Where the bungalows roam

“A house is a machine for living in,” Le Corbusier once famously wrote, but it is also a significant cog in the machine of our nation’s economy. Housing is big business, and as we all know, business is very good right now. Well, at least in Canada. So far, we have escaped the mortgage default problems that are causing major financial problems in the United States and that have escalated to cause problems in money markets around the globe.

Thankfully, the fundamentals of Canada’s housing market are solid, with little evidence of overbuilding or speculative buying, and a low volume of subprime mortgage lending to risky borrowers.

A look at the numbers supports this. The seasonally adjusted annual rate of housing starts was 278,200 units in September — a 29-year high — up 19.6 per cent from 232,700 units in August (which itself was up from 215,600 units in July), according to Canada Mortgage and Housing Corporation (CMHC). “The rise in September housing starts reflects a strong multiple starts segment,” notes Bob Dugan, Chief Economist at CMHC’s Market Analysis Centre. “In particular, the robust results can be mostly attributed to increased condominium starts, which reflect strong condo sales over the past 12 to 24 months.
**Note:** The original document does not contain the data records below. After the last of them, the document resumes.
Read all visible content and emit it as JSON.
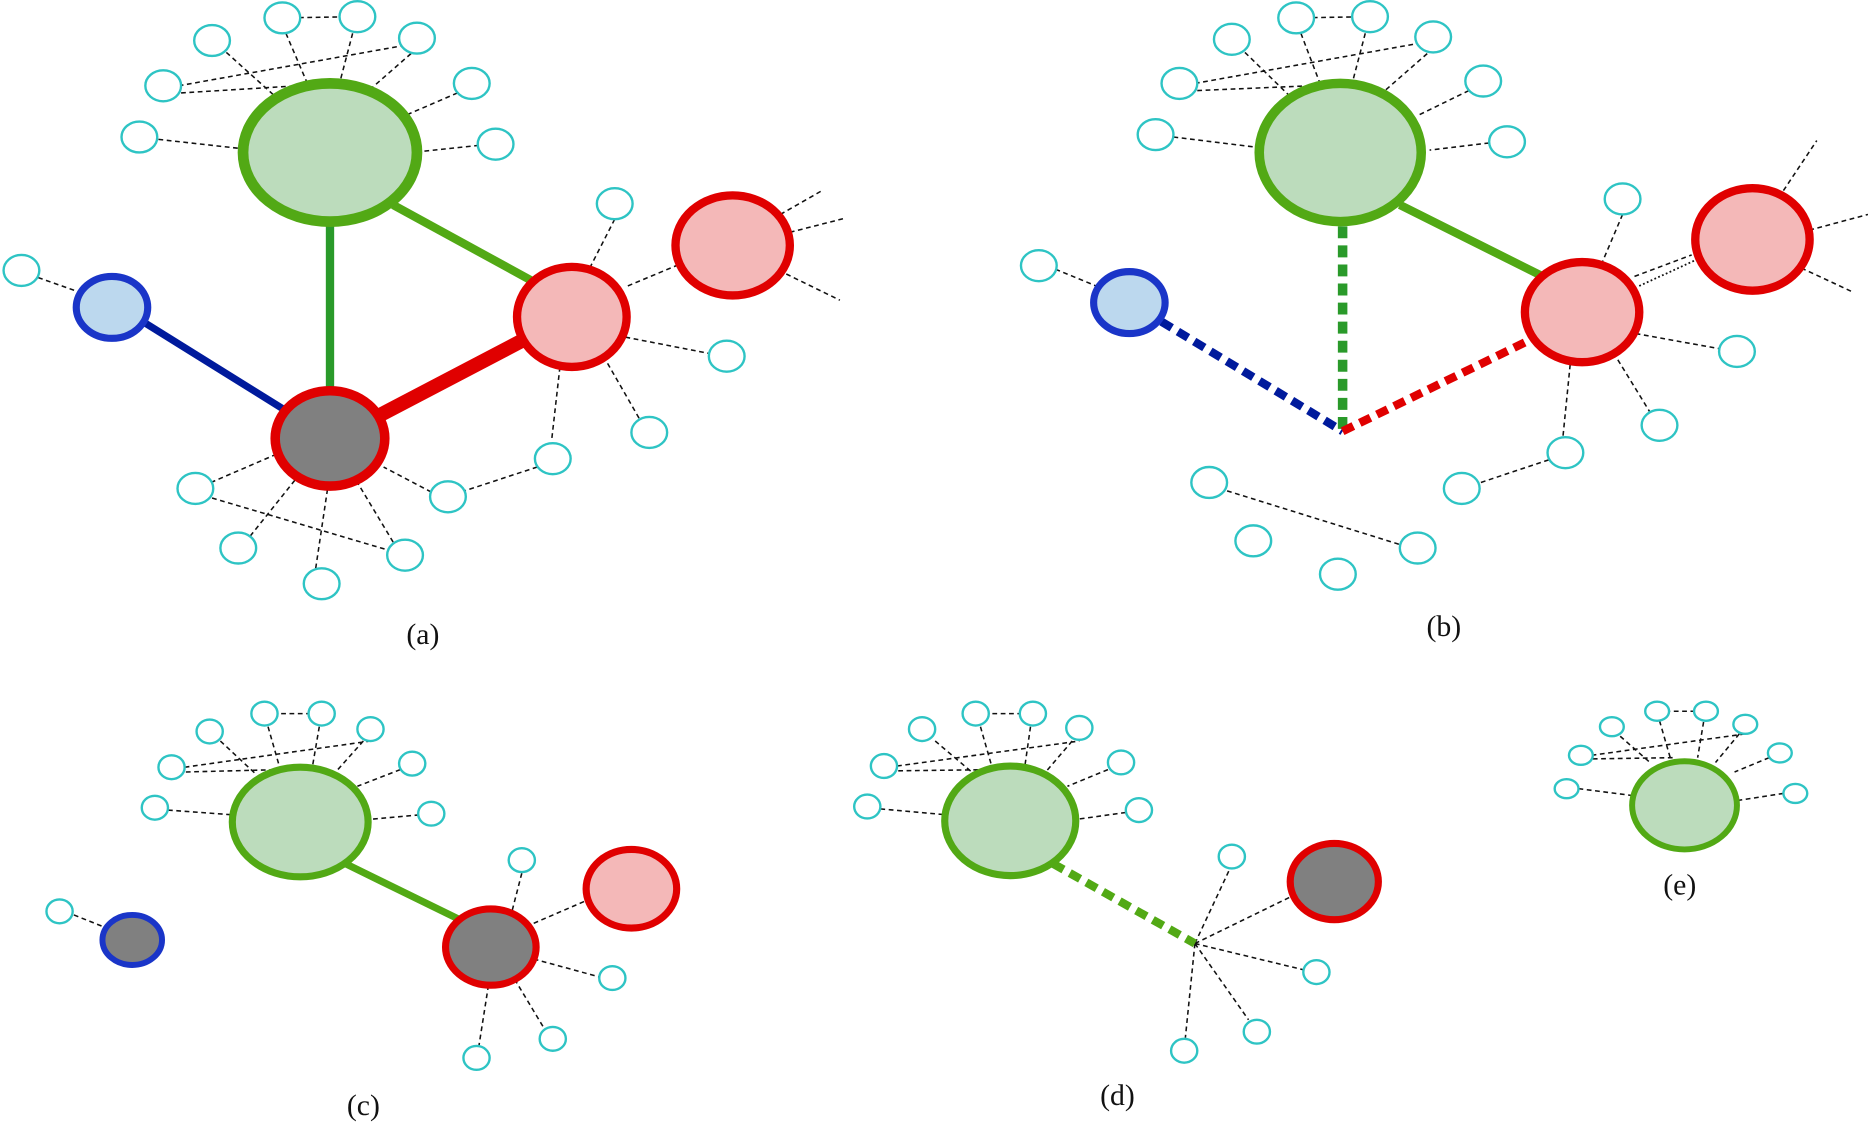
{
  "panels": [
    {
      "label": "(a)"
    },
    {
      "label": "(b)"
    },
    {
      "label": "(c)"
    },
    {
      "label": "(d)"
    },
    {
      "label": "(e)"
    }
  ]
}
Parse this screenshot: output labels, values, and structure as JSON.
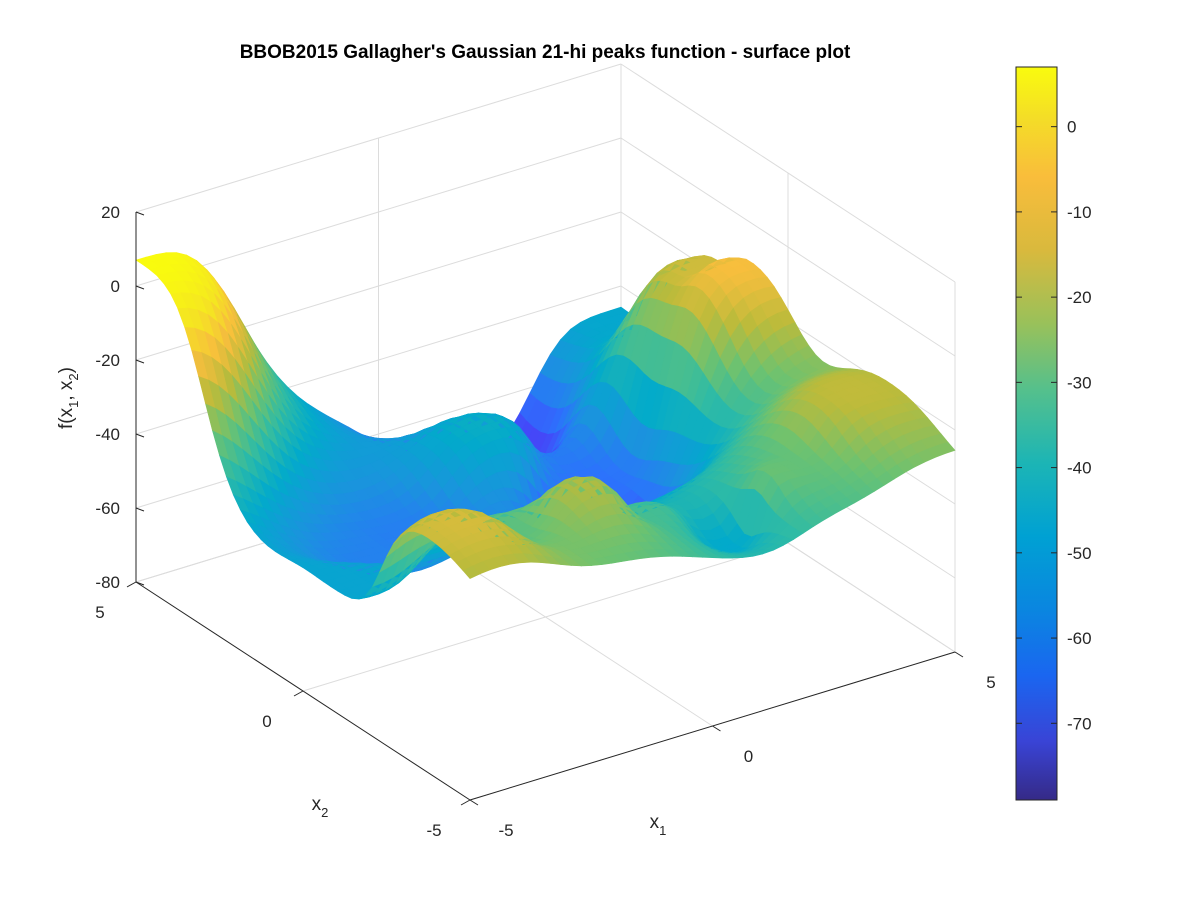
{
  "chart_data": {
    "type": "surface",
    "title": "BBOB2015 Gallagher's Gaussian 21-hi peaks function - surface plot",
    "xlabel": "x",
    "xlabel_sub": "1",
    "ylabel": "x",
    "ylabel_sub": "2",
    "zlabel": "f(x",
    "zlabel_sub1": "1",
    "zlabel_mid": ", x",
    "zlabel_sub2": "2",
    "zlabel_end": ")",
    "xlim": [
      -5,
      5
    ],
    "ylim": [
      -5,
      5
    ],
    "zlim": [
      -80,
      20
    ],
    "x_ticks": [
      "-5",
      "0",
      "5"
    ],
    "y_ticks": [
      "-5",
      "0",
      "5"
    ],
    "z_ticks": [
      "-80",
      "-60",
      "-40",
      "-20",
      "0",
      "20"
    ],
    "colorbar": {
      "range": [
        -79,
        7
      ],
      "ticks": [
        "0",
        "-10",
        "-20",
        "-30",
        "-40",
        "-50",
        "-60",
        "-70"
      ],
      "tick_values": [
        0,
        -10,
        -20,
        -30,
        -40,
        -50,
        -60,
        -70
      ]
    },
    "colormap": [
      "#3e26a8",
      "#4743f8",
      "#2c73fc",
      "#1a94dd",
      "#02aacb",
      "#2fbba5",
      "#6dc270",
      "#bbbb3b",
      "#f7be3d",
      "#f5e621",
      "#f9fb0e"
    ],
    "grid": true,
    "surface_features": [
      {
        "x": -5.0,
        "y": 5.0,
        "z": 7
      },
      {
        "x": -4.6,
        "y": -1.0,
        "z": -47
      },
      {
        "x": -4.2,
        "y": -3.6,
        "z": -15
      },
      {
        "x": -2.8,
        "y": -2.8,
        "z": -30
      },
      {
        "x": -2.8,
        "y": 0.7,
        "z": -58
      },
      {
        "x": -1.8,
        "y": 1.2,
        "z": -59
      },
      {
        "x": -1.3,
        "y": -3.1,
        "z": -20
      },
      {
        "x": -0.3,
        "y": -1.7,
        "z": -50
      },
      {
        "x": -0.1,
        "y": -3.0,
        "z": -33
      },
      {
        "x": 0.4,
        "y": 2.4,
        "z": -43
      },
      {
        "x": 1.4,
        "y": -3.6,
        "z": -45
      },
      {
        "x": 1.5,
        "y": 0.7,
        "z": -72
      },
      {
        "x": 1.7,
        "y": 4.2,
        "z": -79
      },
      {
        "x": 2.2,
        "y": 1.6,
        "z": -62
      },
      {
        "x": 2.2,
        "y": -3.6,
        "z": -28
      },
      {
        "x": 4.2,
        "y": -3.0,
        "z": -18
      },
      {
        "x": 4.6,
        "y": 1.2,
        "z": -10
      },
      {
        "x": 4.6,
        "y": 2.1,
        "z": -16
      },
      {
        "x": 5.0,
        "y": 4.2,
        "z": -46
      }
    ]
  }
}
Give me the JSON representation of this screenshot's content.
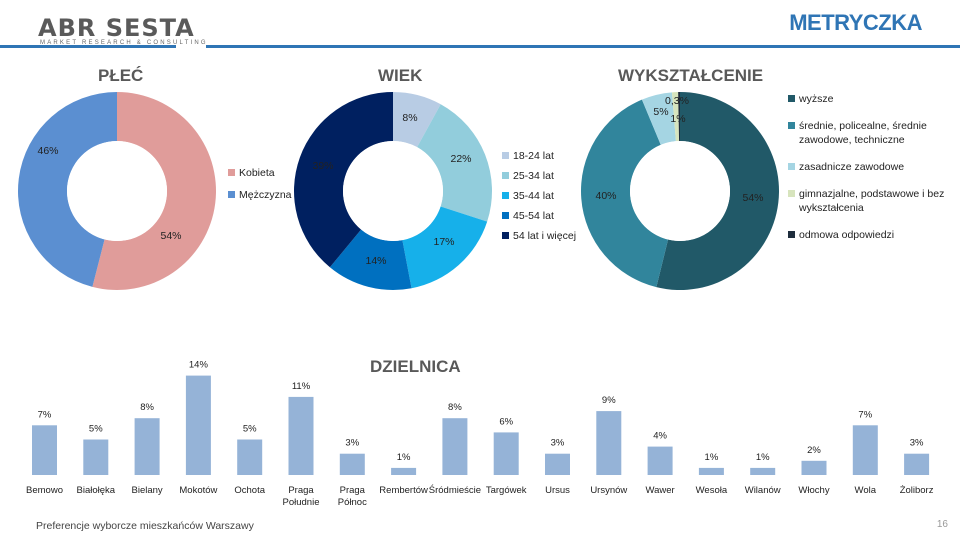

However he cautions that “despite this sizeable growth, we continue to expect that housing starts will decrease gradually between now and the end of 2008.”

While everyone is predicting a cooling of the market in the months to come, including high-profile reports from the Bank of Nova Scotia and the Royal Bank released in mid-September, what can’t be argued is that Canada’s home-ownership rate is at its highest level on record, a fact backed by the latest national census data. Figures from the 2006 census, released September 12 by Statistics Canada, show that more than two-thirds — 68.4 per cent — of all Canadian households owned the place they lived in, the highest since this information was first collected in 1961.

As useful as these metrics are in mapping the landscape, we must remember that housing has always been saturated with meaning and value beyond just its simple utilitarian purpose of protecting us from the elements. Whether we see it or not, homes are expressions of fashion, taste, class, and other elusive variables that have an impact on the physical characteristics of the structure but rarely last as long as the structure itself.

Even so, until the past few decades, transitions in the style of homes and types of households were slow and gradual. But in today’s world of instant communication, the way we observe ourselves, other people, and even entire cultures has altered — and been altered by — the homes we live in.

Homes cannot be separated from the activities that occur within, nor from the activities going on around them. Technology, socio-demographics, governmental policy all affect how and where we live, which is why in this issue we look at housing from several perspectives: the ideals of New Urbanism, such as intensification, infill and place-making, are percolating deep into the consciousness of many builders, and reports from Victoria, B.C., Pickering, Ont., and rural Pennsylvania trace the efforts of developers to create communities that are models of this movement; Kelly Rude gauges the importance of good design in the condo market, with an eye to who is putting up some of the most interesting product across the country; and radical technological innovations are the focus of new housing initiatives as part of the CMHC’s EQuilibrium housing competition.

Although the home is not a product of pure design, as Le Corbusier would have wanted it, but a response to factors and forces beyond the control of designers, builders and users, they nevertheless are shaped, and in turn, they shape us, in a never-ending cycle.